Чтобы вино было стабильно сладким, его надо крепить спиртом. Остальное — либо обман, либо жесткая обработка. Прежде всего, серой. Так бывает с сотерном и другими сладкими винами. Все давно объяснено правилом Делле о консервирующих единицах. Крепость 12º должна значить для стабильности 260 г/л сахара. Так что многие сладкие вина оказываются пересеренными (такой уж термин, извините!), а если оно живет, то применяется или жесткая химическая, или жесткая термическая обработка.
Здоровое молоко — это когда физически и психически здоровый человек подоил физически и психически здоровую корову. Когда она ухоженная, не стоит по уши в дерьме и у нее вымыто вымя. Остальное — глупость, как обезжиренная сметана и молоко с 0,5% жирностью. У каждого тогда возникает свое мнение, что называть молоком, а что не молоком, так же как, что называть вином, а что нет. Тут вспоминается русское название попсового белого вина «Молоко любимой женщины». У меня всегда возникает вопрос: а как бы звалось по аналогии красное вино по названию выделений любимой женщины.
Всегда прошу друзей привозить любые сложные вина, сравнивать со своими. С гостями воспринимаю свои вина по-другому. Но наши предпочтения в вине, еде, кошках и собаках, в особях противоположного пола всегда имеют свои обоснования не в этике с эстетикой, а в физиологии.
Чтобы любить все стили вина, нужно быть здоровым. Человек с гастритом или язвенной болезнью не оценит мой сухой рислинг. К тому же белые сухие вина очень жестко понижают артериальное давление, поэтому гипотоники такие вина не полюбят. А это 80% девушек. А сладкие вина, наоборот, повышают давление.
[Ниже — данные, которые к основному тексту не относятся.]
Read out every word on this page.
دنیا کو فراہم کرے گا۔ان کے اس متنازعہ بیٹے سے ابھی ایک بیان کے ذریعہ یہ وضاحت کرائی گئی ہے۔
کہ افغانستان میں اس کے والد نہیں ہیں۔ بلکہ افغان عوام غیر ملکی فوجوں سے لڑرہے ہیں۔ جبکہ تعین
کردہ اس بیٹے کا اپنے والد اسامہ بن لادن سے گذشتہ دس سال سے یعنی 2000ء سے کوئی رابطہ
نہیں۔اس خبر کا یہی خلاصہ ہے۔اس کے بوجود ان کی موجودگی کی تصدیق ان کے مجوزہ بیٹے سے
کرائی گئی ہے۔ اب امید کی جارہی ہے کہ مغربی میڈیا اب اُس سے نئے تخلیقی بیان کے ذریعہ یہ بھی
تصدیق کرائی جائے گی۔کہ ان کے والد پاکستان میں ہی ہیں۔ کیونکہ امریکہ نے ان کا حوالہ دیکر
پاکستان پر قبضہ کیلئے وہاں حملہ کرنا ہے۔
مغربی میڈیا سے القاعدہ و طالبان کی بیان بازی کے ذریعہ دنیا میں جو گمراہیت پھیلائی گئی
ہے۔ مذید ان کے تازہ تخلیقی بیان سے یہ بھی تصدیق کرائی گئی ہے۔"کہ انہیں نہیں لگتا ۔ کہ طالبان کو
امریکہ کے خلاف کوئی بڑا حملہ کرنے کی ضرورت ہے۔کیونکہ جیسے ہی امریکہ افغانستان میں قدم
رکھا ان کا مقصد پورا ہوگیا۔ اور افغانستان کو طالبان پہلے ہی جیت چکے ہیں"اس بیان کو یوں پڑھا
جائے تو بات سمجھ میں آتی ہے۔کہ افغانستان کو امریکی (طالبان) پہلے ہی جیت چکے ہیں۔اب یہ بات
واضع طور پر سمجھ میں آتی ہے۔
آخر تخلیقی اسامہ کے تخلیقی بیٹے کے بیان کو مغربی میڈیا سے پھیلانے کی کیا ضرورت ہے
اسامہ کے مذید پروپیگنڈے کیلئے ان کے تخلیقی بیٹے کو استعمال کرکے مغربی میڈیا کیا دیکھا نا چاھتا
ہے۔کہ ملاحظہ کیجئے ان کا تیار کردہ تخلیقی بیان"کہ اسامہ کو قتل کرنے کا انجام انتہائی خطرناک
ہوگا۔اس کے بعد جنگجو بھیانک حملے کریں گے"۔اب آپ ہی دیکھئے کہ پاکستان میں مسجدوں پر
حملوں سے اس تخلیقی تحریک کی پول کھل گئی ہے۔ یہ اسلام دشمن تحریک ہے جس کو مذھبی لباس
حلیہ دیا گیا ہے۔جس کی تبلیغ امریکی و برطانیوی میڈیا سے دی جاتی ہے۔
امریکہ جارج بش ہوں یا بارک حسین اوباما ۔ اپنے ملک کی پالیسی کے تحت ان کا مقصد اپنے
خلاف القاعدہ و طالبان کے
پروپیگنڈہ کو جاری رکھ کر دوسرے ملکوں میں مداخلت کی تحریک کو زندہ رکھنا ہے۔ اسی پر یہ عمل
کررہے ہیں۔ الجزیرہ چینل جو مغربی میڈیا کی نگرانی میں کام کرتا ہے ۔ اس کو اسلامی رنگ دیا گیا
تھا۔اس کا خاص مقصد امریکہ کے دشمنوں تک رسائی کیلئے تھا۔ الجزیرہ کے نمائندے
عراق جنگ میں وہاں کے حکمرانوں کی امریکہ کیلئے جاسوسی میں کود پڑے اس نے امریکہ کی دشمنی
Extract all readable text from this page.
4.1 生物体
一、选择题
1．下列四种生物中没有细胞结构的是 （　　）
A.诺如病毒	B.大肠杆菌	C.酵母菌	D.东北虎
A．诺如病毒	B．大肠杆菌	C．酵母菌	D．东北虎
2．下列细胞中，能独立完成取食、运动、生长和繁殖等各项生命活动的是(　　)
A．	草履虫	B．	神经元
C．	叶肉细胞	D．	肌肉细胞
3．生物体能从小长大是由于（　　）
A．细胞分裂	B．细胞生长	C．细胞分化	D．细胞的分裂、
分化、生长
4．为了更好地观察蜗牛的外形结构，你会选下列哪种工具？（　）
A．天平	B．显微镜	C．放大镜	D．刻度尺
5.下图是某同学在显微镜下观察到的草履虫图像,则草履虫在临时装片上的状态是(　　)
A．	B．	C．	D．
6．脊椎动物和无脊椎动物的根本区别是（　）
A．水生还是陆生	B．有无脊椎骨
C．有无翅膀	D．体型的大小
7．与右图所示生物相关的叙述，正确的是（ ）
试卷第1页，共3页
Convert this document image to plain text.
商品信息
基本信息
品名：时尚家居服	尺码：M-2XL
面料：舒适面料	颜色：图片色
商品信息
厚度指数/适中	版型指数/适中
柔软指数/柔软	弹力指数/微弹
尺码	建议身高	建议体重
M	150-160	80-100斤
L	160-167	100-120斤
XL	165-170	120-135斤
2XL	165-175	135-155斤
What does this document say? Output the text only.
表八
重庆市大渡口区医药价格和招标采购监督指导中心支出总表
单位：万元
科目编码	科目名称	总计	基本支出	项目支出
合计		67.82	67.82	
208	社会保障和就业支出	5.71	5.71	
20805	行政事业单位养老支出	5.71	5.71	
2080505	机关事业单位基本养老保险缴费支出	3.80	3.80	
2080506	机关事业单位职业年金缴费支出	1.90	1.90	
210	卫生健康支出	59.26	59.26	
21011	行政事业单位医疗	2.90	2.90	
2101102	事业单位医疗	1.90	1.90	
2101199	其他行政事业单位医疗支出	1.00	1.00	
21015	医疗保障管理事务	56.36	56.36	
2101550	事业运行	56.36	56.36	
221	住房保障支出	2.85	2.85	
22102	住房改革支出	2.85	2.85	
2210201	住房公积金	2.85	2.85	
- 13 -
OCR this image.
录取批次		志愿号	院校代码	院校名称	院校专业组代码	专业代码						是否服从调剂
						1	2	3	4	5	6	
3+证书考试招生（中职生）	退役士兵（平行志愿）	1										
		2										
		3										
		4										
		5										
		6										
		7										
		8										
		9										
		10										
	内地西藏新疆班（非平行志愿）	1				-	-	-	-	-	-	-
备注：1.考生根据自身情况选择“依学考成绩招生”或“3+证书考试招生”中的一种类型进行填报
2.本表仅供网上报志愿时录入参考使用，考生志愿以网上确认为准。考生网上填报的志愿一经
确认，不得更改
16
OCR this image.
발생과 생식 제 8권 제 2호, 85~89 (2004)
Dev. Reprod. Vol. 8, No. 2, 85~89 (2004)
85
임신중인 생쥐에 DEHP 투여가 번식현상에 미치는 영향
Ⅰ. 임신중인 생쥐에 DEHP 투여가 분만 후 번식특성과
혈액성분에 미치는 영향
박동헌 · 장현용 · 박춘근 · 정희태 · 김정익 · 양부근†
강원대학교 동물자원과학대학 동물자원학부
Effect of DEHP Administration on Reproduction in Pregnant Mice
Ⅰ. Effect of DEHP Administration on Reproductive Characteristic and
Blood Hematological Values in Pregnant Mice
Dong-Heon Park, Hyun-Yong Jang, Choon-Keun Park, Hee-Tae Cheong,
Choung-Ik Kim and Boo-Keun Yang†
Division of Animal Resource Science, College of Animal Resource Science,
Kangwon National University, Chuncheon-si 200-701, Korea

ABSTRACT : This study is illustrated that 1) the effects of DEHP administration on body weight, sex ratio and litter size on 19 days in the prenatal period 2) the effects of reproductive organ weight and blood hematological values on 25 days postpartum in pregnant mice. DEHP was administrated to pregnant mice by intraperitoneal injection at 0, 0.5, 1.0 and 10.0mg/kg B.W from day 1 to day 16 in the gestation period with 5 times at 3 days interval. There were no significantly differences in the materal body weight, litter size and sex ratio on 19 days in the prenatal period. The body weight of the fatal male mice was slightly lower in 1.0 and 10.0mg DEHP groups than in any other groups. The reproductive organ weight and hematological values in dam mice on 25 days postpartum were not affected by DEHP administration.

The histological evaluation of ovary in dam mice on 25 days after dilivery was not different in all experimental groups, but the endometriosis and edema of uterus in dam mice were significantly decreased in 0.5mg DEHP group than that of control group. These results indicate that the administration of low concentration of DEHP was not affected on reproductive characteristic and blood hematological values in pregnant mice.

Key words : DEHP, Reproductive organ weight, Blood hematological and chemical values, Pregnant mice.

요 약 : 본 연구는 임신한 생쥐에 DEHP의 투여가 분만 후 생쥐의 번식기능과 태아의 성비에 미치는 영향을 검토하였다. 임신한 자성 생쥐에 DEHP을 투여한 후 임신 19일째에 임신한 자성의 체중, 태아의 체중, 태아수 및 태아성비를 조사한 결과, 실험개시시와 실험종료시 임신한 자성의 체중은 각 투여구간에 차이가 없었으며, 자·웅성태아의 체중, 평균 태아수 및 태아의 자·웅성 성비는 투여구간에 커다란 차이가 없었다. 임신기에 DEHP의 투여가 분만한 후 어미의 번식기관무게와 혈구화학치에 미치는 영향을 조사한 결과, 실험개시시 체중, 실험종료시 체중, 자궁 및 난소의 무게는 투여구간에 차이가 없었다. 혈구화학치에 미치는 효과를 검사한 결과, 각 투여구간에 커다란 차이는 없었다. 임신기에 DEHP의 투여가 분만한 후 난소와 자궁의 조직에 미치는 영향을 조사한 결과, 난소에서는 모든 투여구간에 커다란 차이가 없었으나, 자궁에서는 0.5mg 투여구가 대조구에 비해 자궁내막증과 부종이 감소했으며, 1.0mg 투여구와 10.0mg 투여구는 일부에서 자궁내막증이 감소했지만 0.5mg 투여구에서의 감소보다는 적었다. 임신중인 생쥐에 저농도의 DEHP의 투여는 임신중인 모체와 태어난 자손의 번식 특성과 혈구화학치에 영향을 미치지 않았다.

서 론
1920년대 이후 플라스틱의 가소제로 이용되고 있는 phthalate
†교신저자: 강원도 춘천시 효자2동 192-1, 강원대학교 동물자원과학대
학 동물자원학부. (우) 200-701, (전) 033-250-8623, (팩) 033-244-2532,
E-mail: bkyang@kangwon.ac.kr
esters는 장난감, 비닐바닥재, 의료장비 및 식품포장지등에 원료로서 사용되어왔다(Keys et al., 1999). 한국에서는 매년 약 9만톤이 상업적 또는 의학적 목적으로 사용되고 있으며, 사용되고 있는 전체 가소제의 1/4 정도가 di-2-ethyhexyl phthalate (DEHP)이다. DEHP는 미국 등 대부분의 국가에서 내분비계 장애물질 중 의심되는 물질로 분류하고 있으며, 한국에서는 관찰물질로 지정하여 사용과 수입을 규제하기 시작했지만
Как-то в разговоре с итальянскими гостями про вермуты я высказал сомнение, что при массовом производстве некоторых из них используется труд сотен женщин, собирающих травы в подол и сотен мужиков, ходящим по лугам с косами. В Европе просто нет места для такого массового сбора трав. И гости подтвердили мои подозрения насчет красителей и ароматизаторов. Плюс туда добавляются свекольный сахар и фруктоза.
В вине я реализую свое отношение к жизни. Категории здесь ни при чем, хотя кому-то удобнее мыслить категориями. Французы вообще извращенцы, но бывают у них правильные мысли. Любителей старого вина зовут герантофилами, молодого — педофилами. Предлагаю каждому разобраться, кто он по жизни.
Коктейли и все подобное идут от недостатка выбора. Когда у вас есть разные виды алкоголя, крепкого и некрепкого, сладкого и сухого, вы найдете себе нужный естественный алкоголь.
Красностоп ниоткуда не приехал, это наш, местный донской сорт. Насчет названия есть разные версии, по-казачьи гребень винограда называется стопой. У спелого красностопа гребень абсолютно красный. Поэтому сорт звался «красностопный». Потом люди не понимали, в чем дело, и название сократили. Возникли версии про каких-то девушек, которые ногами давили этот виноград, отсюда стопы становились красными. Все забывают, что обычно виноград ногами давили старые пьяные казаки.
Когда к нам зачастили французы лет 20 назад, они выдвигали версию, что красностоп принесли донские казаки из Франции. Потом оказалось, то этот сорт не имеет генетических родственников ни в Закавказье, ни в Европе. Красностоп — это зона от Дона до Астрахани.